Instructor Base Sentence Embeddings

Description

Instructor👨‍🏫, an instruction-finetuned text embedding model that can generate text embeddings tailored to any task (e.g., classification, retrieval, clustering, text evaluation, etc.) and domains (e.g., science, finance, etc.) by simply providing the task instruction, without any finetuning. Instructor👨‍ achieves sota on 70 diverse embedding tasks.

Download Copy S3 URI

How to use


instruction = InstructorEmbeddings.pretrained("instructor_base","en") \
            .setInstruction("Instruction here: ") \
            .setInputCols(["documents"]) \
            .setOutputCol("instructor")

        pipeline = Pipeline().setStages([document_assembler, instruction])

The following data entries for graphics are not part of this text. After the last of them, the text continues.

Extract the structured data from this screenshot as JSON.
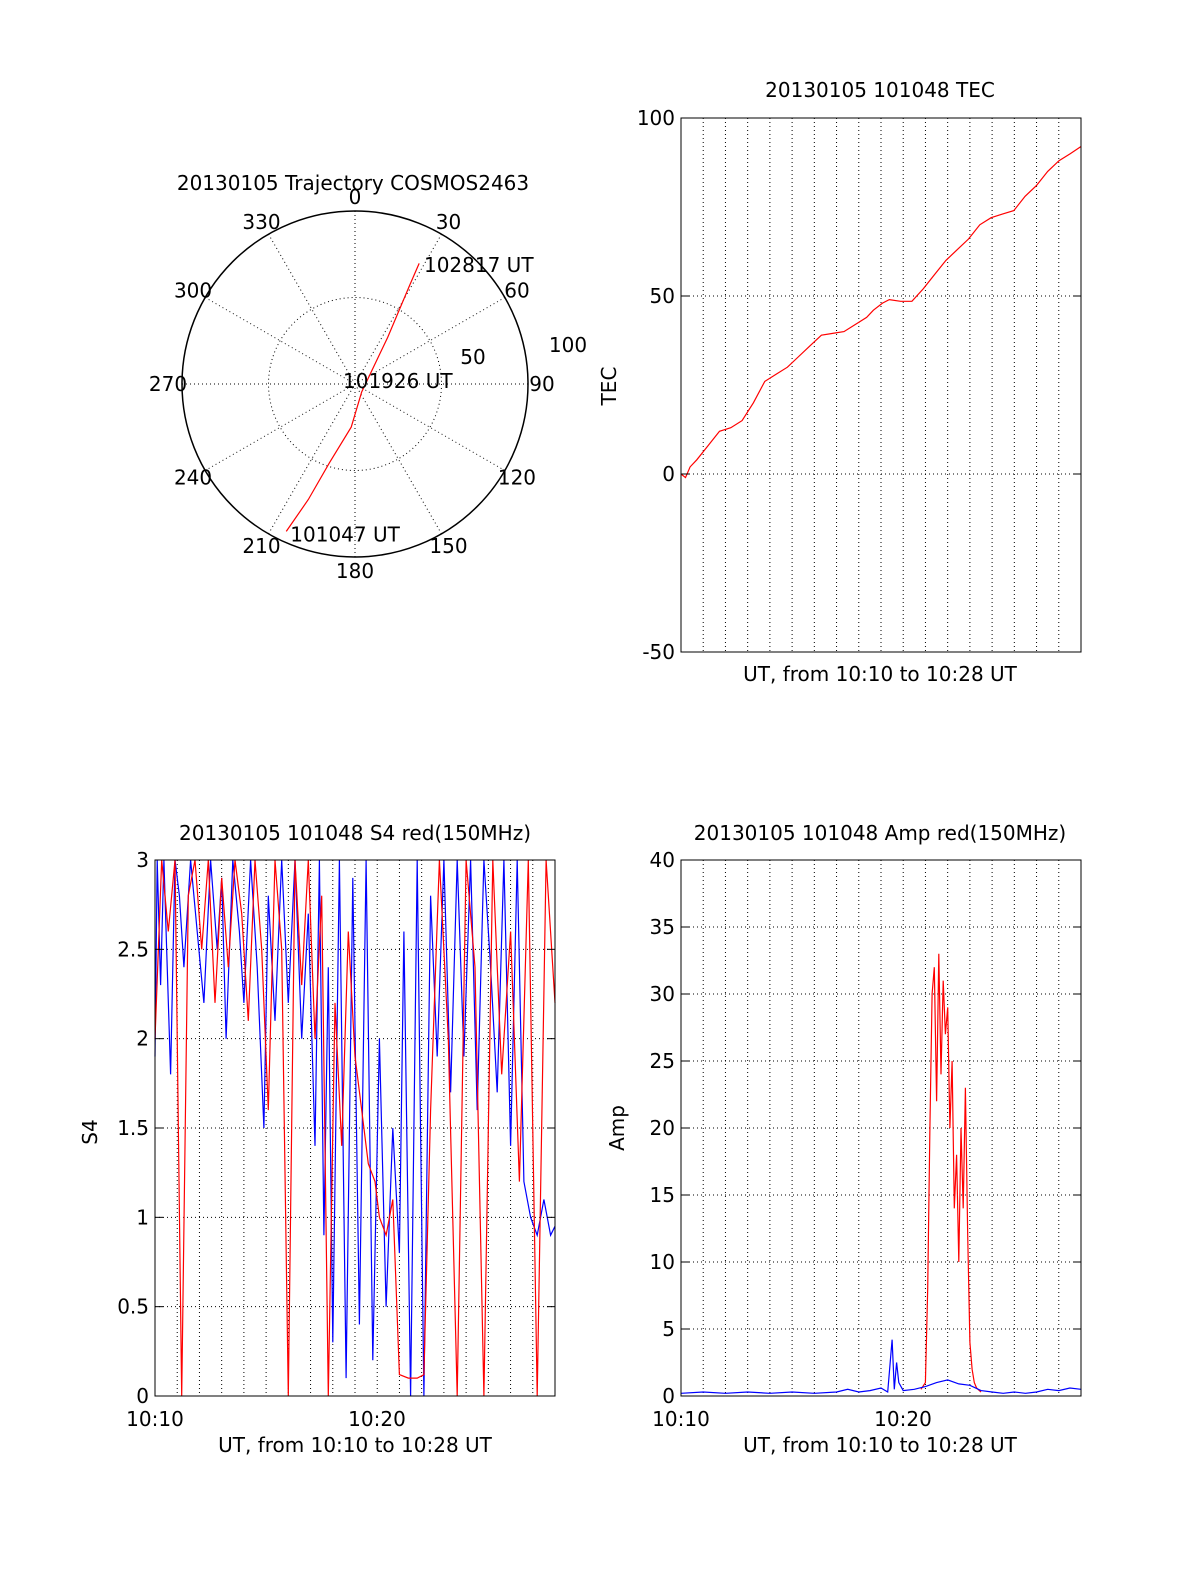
{
  "chart_data": [
    {
      "id": "trajectory",
      "type": "polar",
      "title": "20130105 Trajectory COSMOS2463",
      "angle_labels": [
        "0",
        "30",
        "60",
        "90",
        "120",
        "150",
        "180",
        "210",
        "240",
        "270",
        "300",
        "330"
      ],
      "radius_labels": [
        "50",
        "100"
      ],
      "rlim": [
        0,
        100
      ],
      "series": [
        {
          "color": "#ff0000",
          "points": [
            [
              205,
              94
            ],
            [
              202,
              72
            ],
            [
              198,
              48
            ],
            [
              185,
              25
            ],
            [
              140,
              6
            ],
            [
              35,
              33
            ],
            [
              29,
              65
            ],
            [
              28,
              79
            ]
          ]
        }
      ],
      "annotations": [
        {
          "text": "102817 UT",
          "az": 28,
          "r": 80
        },
        {
          "text": "101926 UT",
          "az": 0,
          "r": 0
        },
        {
          "text": "101047 UT",
          "az": 205,
          "r": 94
        }
      ]
    },
    {
      "id": "tec",
      "type": "line",
      "title": "20130105 101048 TEC",
      "xlabel": "UT, from 10:10 to 10:28 UT",
      "ylabel": "TEC",
      "xlim": [
        10.8,
        28.47
      ],
      "ylim": [
        -50,
        100
      ],
      "yticks": [
        "-50",
        "0",
        "50",
        "100"
      ],
      "grid": true,
      "series": [
        {
          "color": "#ff0000",
          "x": [
            10.8,
            11.0,
            11.2,
            11.5,
            12.0,
            12.5,
            13.0,
            13.5,
            14.0,
            14.5,
            15.0,
            15.5,
            16.0,
            16.5,
            17.0,
            17.5,
            18.0,
            18.5,
            19.0,
            19.3,
            19.7,
            20.0,
            20.5,
            21.0,
            21.5,
            22.0,
            22.5,
            23.0,
            23.5,
            24.0,
            24.5,
            25.0,
            25.5,
            26.0,
            26.5,
            27.0,
            27.5,
            28.0,
            28.47
          ],
          "values": [
            0,
            -1,
            2,
            4,
            8,
            12,
            13,
            15,
            20,
            26,
            28,
            30,
            33,
            36,
            39,
            39.5,
            40,
            42,
            44,
            46,
            48,
            49,
            48.5,
            48.5,
            52,
            56,
            60,
            63,
            66,
            70,
            72,
            73,
            74,
            78,
            81,
            85,
            88,
            90,
            92
          ]
        }
      ]
    },
    {
      "id": "s4",
      "type": "line",
      "title": "20130105 101048 S4 red(150MHz)",
      "xlabel": "UT, from 10:10 to 10:28 UT",
      "ylabel": "S4",
      "xlim": [
        10.0,
        28.0
      ],
      "ylim": [
        0,
        3
      ],
      "xticks": [
        "10:10",
        "10:20"
      ],
      "yticks": [
        "0",
        "0.5",
        "1",
        "1.5",
        "2",
        "2.5",
        "3"
      ],
      "grid": true,
      "series": [
        {
          "color": "#0000ff",
          "x": [
            10.0,
            10.1,
            10.25,
            10.4,
            10.5,
            10.7,
            10.9,
            11.1,
            11.3,
            11.6,
            11.9,
            12.2,
            12.5,
            12.8,
            13.0,
            13.2,
            13.5,
            13.8,
            14.0,
            14.3,
            14.6,
            14.9,
            15.1,
            15.4,
            15.7,
            16.0,
            16.3,
            16.6,
            16.9,
            17.2,
            17.4,
            17.6,
            17.8,
            18.0,
            18.3,
            18.6,
            18.9,
            19.2,
            19.5,
            19.8,
            20.1,
            20.4,
            20.7,
            21.0,
            21.2,
            21.5,
            21.8,
            22.1,
            22.4,
            22.7,
            23.0,
            23.3,
            23.6,
            23.9,
            24.2,
            24.5,
            24.8,
            25.1,
            25.4,
            25.7,
            26.0,
            26.3,
            26.6,
            26.9,
            27.2,
            27.5,
            27.8,
            28.0
          ],
          "values": [
            1.9,
            3.0,
            2.3,
            3.0,
            2.6,
            1.8,
            3.0,
            2.8,
            2.4,
            3.0,
            2.6,
            2.2,
            3.0,
            2.5,
            2.9,
            2.0,
            3.0,
            2.6,
            2.2,
            3.0,
            2.4,
            1.5,
            2.8,
            2.1,
            3.0,
            2.2,
            3.0,
            2.0,
            2.7,
            1.4,
            3.0,
            0.9,
            2.4,
            0.3,
            3.0,
            0.1,
            2.9,
            0.4,
            3.0,
            0.2,
            2.0,
            0.5,
            1.5,
            0.8,
            2.6,
            0.0,
            3.0,
            0.0,
            2.8,
            1.9,
            3.0,
            1.7,
            3.0,
            1.9,
            3.0,
            1.6,
            3.0,
            2.4,
            1.7,
            3.0,
            1.4,
            3.0,
            1.2,
            1.0,
            0.9,
            1.1,
            0.9,
            0.95
          ]
        },
        {
          "color": "#ff0000",
          "x": [
            10.0,
            10.3,
            10.6,
            10.9,
            11.2,
            11.5,
            11.8,
            12.1,
            12.4,
            12.7,
            13.0,
            13.3,
            13.6,
            13.9,
            14.2,
            14.5,
            14.8,
            15.1,
            15.4,
            15.7,
            16.0,
            16.3,
            16.6,
            16.9,
            17.2,
            17.5,
            17.8,
            18.1,
            18.4,
            18.7,
            19.0,
            19.3,
            19.6,
            19.9,
            20.1,
            20.4,
            20.7,
            21.0,
            21.4,
            21.8,
            22.1,
            22.4,
            22.8,
            23.2,
            23.6,
            24.0,
            24.4,
            24.8,
            25.2,
            25.6,
            26.0,
            26.4,
            26.8,
            27.2,
            27.6,
            28.0
          ],
          "values": [
            2.0,
            3.0,
            2.6,
            3.0,
            0.0,
            2.8,
            3.0,
            2.5,
            3.0,
            2.2,
            2.9,
            2.4,
            3.0,
            2.7,
            2.1,
            3.0,
            2.5,
            1.6,
            3.0,
            2.5,
            0.0,
            3.0,
            2.3,
            3.0,
            2.0,
            2.8,
            0.0,
            2.2,
            1.4,
            2.6,
            1.9,
            1.6,
            1.3,
            1.2,
            1.0,
            0.9,
            1.1,
            0.12,
            0.1,
            0.1,
            0.12,
            1.6,
            3.0,
            2.0,
            0.0,
            3.0,
            2.4,
            0.0,
            3.0,
            1.8,
            2.6,
            1.2,
            3.0,
            0.0,
            3.0,
            2.2
          ]
        }
      ]
    },
    {
      "id": "amp",
      "type": "line",
      "title": "20130105 101048 Amp red(150MHz)",
      "xlabel": "UT, from 10:10 to 10:28 UT",
      "ylabel": "Amp",
      "xlim": [
        10.0,
        28.0
      ],
      "ylim": [
        0,
        40
      ],
      "xticks": [
        "10:10",
        "10:20"
      ],
      "yticks": [
        "0",
        "5",
        "10",
        "15",
        "20",
        "25",
        "30",
        "35",
        "40"
      ],
      "grid": true,
      "series": [
        {
          "color": "#ff0000",
          "x": [
            20.8,
            21.0,
            21.1,
            21.2,
            21.3,
            21.4,
            21.5,
            21.6,
            21.7,
            21.8,
            21.9,
            22.0,
            22.1,
            22.2,
            22.3,
            22.4,
            22.5,
            22.6,
            22.7,
            22.8,
            22.9,
            23.0,
            23.1,
            23.2,
            23.3,
            23.5
          ],
          "values": [
            0.5,
            1.0,
            8.0,
            20.0,
            30.0,
            32.0,
            22.0,
            33.0,
            24.0,
            31.0,
            27.0,
            29.0,
            20.0,
            25.0,
            14.0,
            18.0,
            10.0,
            20.0,
            14.0,
            23.0,
            12.0,
            4.0,
            2.0,
            1.0,
            0.6,
            0.3
          ]
        },
        {
          "color": "#0000ff",
          "x": [
            10.0,
            11.0,
            12.0,
            13.0,
            14.0,
            15.0,
            16.0,
            17.0,
            17.5,
            18.0,
            18.5,
            19.0,
            19.3,
            19.5,
            19.6,
            19.7,
            19.8,
            20.0,
            20.5,
            21.0,
            21.5,
            22.0,
            22.5,
            23.0,
            23.5,
            24.0,
            24.5,
            25.0,
            25.5,
            26.0,
            26.5,
            27.0,
            27.5,
            28.0
          ],
          "values": [
            0.2,
            0.3,
            0.2,
            0.3,
            0.2,
            0.3,
            0.2,
            0.3,
            0.5,
            0.3,
            0.4,
            0.6,
            0.3,
            4.2,
            0.5,
            2.5,
            1.0,
            0.4,
            0.5,
            0.7,
            1.0,
            1.2,
            0.9,
            0.8,
            0.4,
            0.3,
            0.2,
            0.3,
            0.2,
            0.3,
            0.5,
            0.4,
            0.6,
            0.5
          ]
        }
      ]
    }
  ]
}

    val embeddings = InstructorEmbeddings
      .pretrained("instructor_base","en")
      .setInstruction("Instruction here: ")
      .setInputCols(Array("document"))
      .setOutputCol("instructor")

    val pipeline = new Pipeline().setStages(Array(document, embeddings))


Model Information

Model Name: instructor_base
Compatibility: Spark NLP 5.4.2+
License: Open Source
Edition: Official
Input Labels: [document]
Output Labels: [instructor]
Language: en
Size: 406.0 MB